Over the last over a decade, we have undertaken a number of innovation and research projects to enhance our understanding of various identified topics, to provide innovative solutions as well as to expand our technical capabilities.
This is an extensive 4-year research program, investigating the feasibility of monitoring Antarctic ice cracking and calving events based on CTBTO hydroacoustic stations deployed in the Indian Ocean. The project involves long-range low-frequency sound propagation modelling prediction, multi-year large-scale hydroacoustic monitoring data processing and analysis, hydroacoustic source spectra frequency dispersion experimental and theoretical investigation, as well as temporal and spatial analysis of hydroacoustic event distributions.

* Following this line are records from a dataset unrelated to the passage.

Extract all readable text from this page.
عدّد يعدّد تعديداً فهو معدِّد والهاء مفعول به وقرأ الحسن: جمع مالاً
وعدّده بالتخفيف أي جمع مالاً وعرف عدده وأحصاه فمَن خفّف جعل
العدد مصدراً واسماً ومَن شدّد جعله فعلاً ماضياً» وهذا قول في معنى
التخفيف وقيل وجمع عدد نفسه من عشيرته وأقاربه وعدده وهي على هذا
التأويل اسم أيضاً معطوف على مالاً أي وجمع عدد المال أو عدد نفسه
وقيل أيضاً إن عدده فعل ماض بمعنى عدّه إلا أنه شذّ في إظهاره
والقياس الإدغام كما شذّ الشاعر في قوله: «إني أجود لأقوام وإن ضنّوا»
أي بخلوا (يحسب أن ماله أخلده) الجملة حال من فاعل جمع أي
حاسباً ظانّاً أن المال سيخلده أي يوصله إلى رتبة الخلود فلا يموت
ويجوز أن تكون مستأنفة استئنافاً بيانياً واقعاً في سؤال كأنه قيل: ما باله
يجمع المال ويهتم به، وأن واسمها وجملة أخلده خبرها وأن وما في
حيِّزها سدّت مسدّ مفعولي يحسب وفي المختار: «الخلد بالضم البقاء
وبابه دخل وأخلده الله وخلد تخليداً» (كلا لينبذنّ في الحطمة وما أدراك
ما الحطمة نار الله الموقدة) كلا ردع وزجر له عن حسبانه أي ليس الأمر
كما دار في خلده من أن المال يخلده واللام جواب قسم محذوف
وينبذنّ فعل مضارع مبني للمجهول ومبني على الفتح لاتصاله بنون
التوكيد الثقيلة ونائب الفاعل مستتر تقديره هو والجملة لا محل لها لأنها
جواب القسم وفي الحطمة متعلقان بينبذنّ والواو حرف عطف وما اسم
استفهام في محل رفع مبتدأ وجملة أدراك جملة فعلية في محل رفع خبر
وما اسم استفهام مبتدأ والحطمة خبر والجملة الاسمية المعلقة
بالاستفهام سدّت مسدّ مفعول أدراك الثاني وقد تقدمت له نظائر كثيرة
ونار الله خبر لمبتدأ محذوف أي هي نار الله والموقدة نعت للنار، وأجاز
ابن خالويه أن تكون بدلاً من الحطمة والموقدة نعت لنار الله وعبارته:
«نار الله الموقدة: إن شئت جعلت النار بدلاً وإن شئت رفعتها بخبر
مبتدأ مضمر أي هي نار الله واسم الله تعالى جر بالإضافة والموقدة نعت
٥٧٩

This noise emission numerical simulation is based upon the fundamental physics of the oscillation and acoustic radiation of source bubbles, and for an array source case, taking into account non-linear pressure interaction between source elements. The outputs of the numerical simulation include a set of βnotionalβ signature for each of the array elements, the far-field signature of the array source, its overall level directivity, and the source beam pattern / source spectra (linear, octave or 1/3 octave) at any direction.
This study undertakes a review of the classic theory of plane-wave reflection from layered solid media, and its application on revealing the mechanisms of the reflection loss from the seafloor with a specific geo-acoustic structure consisting of a sediment layer of weak elasticity overlaying a solid substrate. The significant reflection loss mechanisms include the compressional-shear wave conversion, the possible sediment-substrate surface wave excitation, and the resonances in the sediment layer.
The propagation and attenuation characteristics of railway generated vibration within Perth, WA is unique to other Australian states and territories given that predominant superficial ground conditions for the central metropolitan region are layered sandy soils. This study investigates the empirical prediction methodologies for rail-induced ground-borne vibration within sandy soils, for both at grade and underground cases, based on analyzing vibration measurements carried out for the passenger rail operations at multiple sites around central Perth metropolitan region.
Curving noise from freight rail movements in the Perth metropolitan area have been investigated using Wayside Noise Monitoring System (WNMS) at a test location with an approximately 400-m radius rail curve section. The trackside noise, rail vibration and wheelset position and steering angle as measured by the WNMS kit have been analysed in detail. This study found that on the basis of monitoring data being consistent with previous research elsewhere, the principal mechanisms of curving noise at the test location are most likely steering-controlled.
Pressure pulsation, created by the operation of hydraulic pumps in a fluid power system, is one of the primary causes of noise issues from hydraulic machinery. The wave energy resulting from such pulsation propagates in both the wall and the fluid of the flow pipes associated with the fluid power systems, inducing fluid-borne vibration of the pipes and the consequent noise radiated from the pipes. This study presents noise and vibration measurements for a series of marine hydraulic mooring winch systems installed on a marine barge (Transhipper), and proposes the installation of passive pulsation suppressors as the most practical solution to control pulsation from the fluid power units and the consequent excessive noise radiation from the flow pipes.